Friday, December 24, 2010

Today our Savior has been born


The Gospels of Matthew and Luke contain the so-called “infancy accounts” of Jesus and, in them, the account of his birth. At Christmas time, as this year of 2010 comes to an end (corresponding to the Liturgical Cycle A), we will celebrate at midnight the solemn liturgy of the birth of Jesus Christ with the Luke account: Luke 2,1-14.

In order to contemplate the depth and the details contained in the sense and message of the account of Jesus’ birth in the Gospel of Luke, we should keep the following in mind:


  • Luke’s Gospel is the first part of a larger work that includes a second volume: the book of the Acts of the Apostles.


  • Luke’s Gospel is directed to the early Christian communities of Syria, Greece or Asia Minor characterized as communities and people who were extremely poor.


  • The definitive form of the third Gospel, as we know it, dates approximately from the year 80 A.D. and is considered to be the work of Luke, who was a missionary companion of Paul, with a background in the Greek language, culture and formation.


  • The Gospel of Luke places much emphasis on God’s profound love for all men and, especially, for the poorest, those lacking shelter, marginalized, disabled, and needy.


  • Luke uses the title “Lord” in reference to Jesus, not only following the resurrection, but also as regards his mortal life. For the communities he addressed, in which reverence was given to the Roman emperor, this fact had special significance.

For Mark, as well as for Paul, authors of the earliest books of the New Testament (the same as for John), the birth of Jesus, as all good news of salvation (gospel), is the mystery of a God who becomes human through the mystery of Jesus crucified and his sacrifice, offering with this to all men and women of good will the possibility of a new way of living and being present in the world.
Without denying this truth, Luke places in the crib of the infant Jesus much of the centrality of the saving mystery for Christians and presents in a fresh way the message that the Church is the depository and messenger: that, through Jesus, God makes himself present among men, entering into human history, and is united with us so that we might become like he is and be one with him.

The account of Jesus’ birth in Luke has such theological emphases as the following:

  • All the messianic prophecies so full of significance have in the Luke account and in their fulfillment an unexpected completion and realization because of the simplicity and paucity surrounding their occurrence: revealed to a few shepherds, resting in a feed trough, etc.

  • It leads us to Bethlehem: the small town of the messianic promises of Israel. And as an expression and confession of faith that in Jesus all the messianic promises of the Old Testament are fulfilled in the child born in Bethlehem of Judea.

  • The birth is rooted in human history: the political history of Rome, which is the political history of the known world, which stands —with the order of enrolment for the census— at the service of the fulfillment of the messianic prophecies in Jesus. As a member of a profane state in this world the child is born under the authority of Caesar Augustus.

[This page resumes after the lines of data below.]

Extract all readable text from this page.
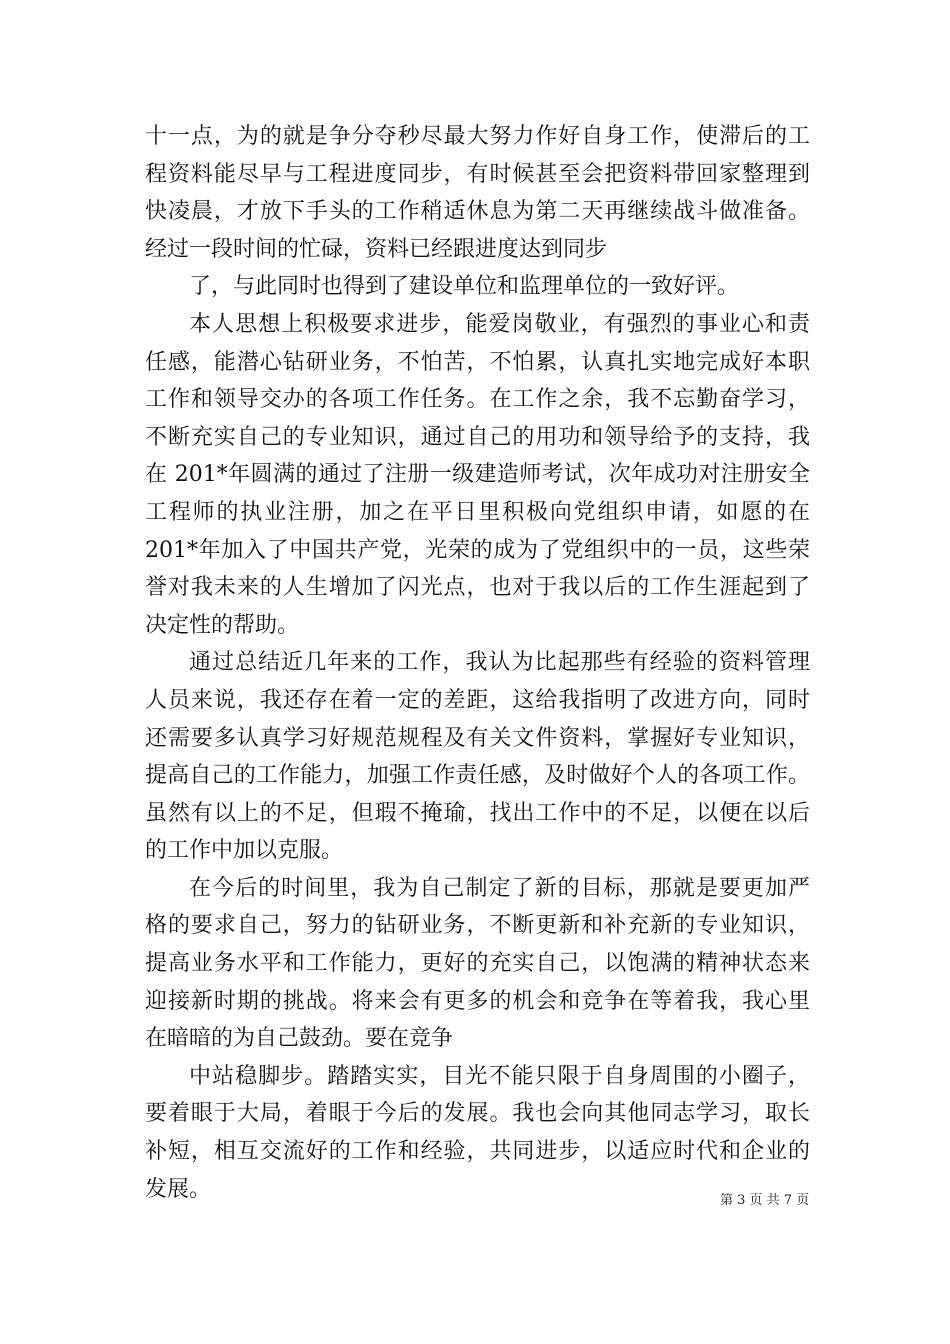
十一点，为的就是争分夺秒尽最大努力作好自身工作，使滞后的工
程资料能尽早与工程进度同步，有时候甚至会把资料带回家整理到
快凌晨，才放下手头的工作稍适休息为第二天再继续战斗做准备。
经过一段时间的忙碌，资料已经跟进度达到同步
了，与此同时也得到了建设单位和监理单位的一致好评。
本人思想上积极要求进步，能爱岗敬业，有强烈的事业心和责
任感，能潜心钻研业务，不怕苦，不怕累，认真扎实地完成好本职
工作和领导交办的各项工作任务。在工作之余，我不忘勤奋学习，
不断充实自己的专业知识，通过自己的用功和领导给予的支持，我
在 201*年圆满的通过了注册一级建造师考试，次年成功对注册安全
工程师的执业注册，加之在平日里积极向党组织申请，如愿的在
201*年加入了中国共产党，光荣的成为了党组织中的一员，这些荣
誉对我未来的人生增加了闪光点，也对于我以后的工作生涯起到了
决定性的帮助。
通过总结近几年来的工作，我认为比起那些有经验的资料管理
人员来说，我还存在着一定的差距，这给我指明了改进方向，同时
还需要多认真学习好规范规程及有关文件资料，掌握好专业知识，
提高自己的工作能力，加强工作责任感，及时做好个人的各项工作。
虽然有以上的不足，但瑕不掩瑜，找出工作中的不足，以便在以后
的工作中加以克服。
在今后的时间里，我为自己制定了新的目标，那就是要更加严
格的要求自己，努力的钻研业务，不断更新和补充新的专业知识，
提高业务水平和工作能力，更好的充实自己，以饱满的精神状态来
迎接新时期的挑战。将来会有更多的机会和竞争在等着我，我心里
在暗暗的为自己鼓劲。要在竞争
中站稳脚步。踏踏实实，目光不能只限于自身周围的小圈子，
要着眼于大局，着眼于今后的发展。我也会向其他同志学习，取长
补短，相互交流好的工作和经验，共同进步，以适应时代和企业的
发展。	第 3 页 共 7 页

  • The child is born abandoned and alone, separated from the “grandiose” pathways and criteria of the earth’s history: in the feed trough of animals.

  • The term first-born does not imply the existence of younger siblings but rather refers to Jesus’ legal situation.

  • The message of the child’s birth does not come from earth. This great truth is God’s initiative and, on his behalf the angel breaks the silence of the night, of the heavens and the earth, to proclaim the best and greatest news that the earth and men have ever heard: “Today is born unto you a Savior” (2,11).

  • The child just born is the Messiah, the Lord, of the lineage of David. In Luke the announcement carries great strength; it is the good news of the birth of the “Soter”, the Savior that in the Israelite experience is called “Messiah” and in the Greek, “Kyrios”: Lord. Savior or, with the same sense, the one who offers us eternal life, abundant life, the happiness that we all seek.

  • The Luke’s message is directed to “you”: to the shepherds, to those who are marginalized on the earth, to those who are unseen and in remote places, to those who are far away and to those who —like the child himself— have no place to call home, no shelter or roof over their head in men’s cities, for those who are unaware of the matters of worship and the law, to those of dark deeds, to the unclean, those who are undesirable, the nobodies. To them and with them and through them, to all the small people and the despised of the earth.

  • It is a message that breaks away from all the patterns and criteria of ostentation and arrogance, of pride and greatness of the world: “you will find him lying in a manger”.

  • The angel’s announcement: “Today in the city of David is born to you a Savior, the Messiah, the Lord” paraphrases the scheme and the formal and official manner in which were made the announcements of the birth of those destined to be emperors.

  • “Today”: With this birth the Old Testament is concluded and a new stage breaks through in the manifestation, the relation and the salvation of God among men through this child, “wrapped in swaddling clothes and lying in a manger”.

  • The good news is, from now on, “for all people to be free from fear and to rejoice”.

All of this merits from us “Glory to God…”.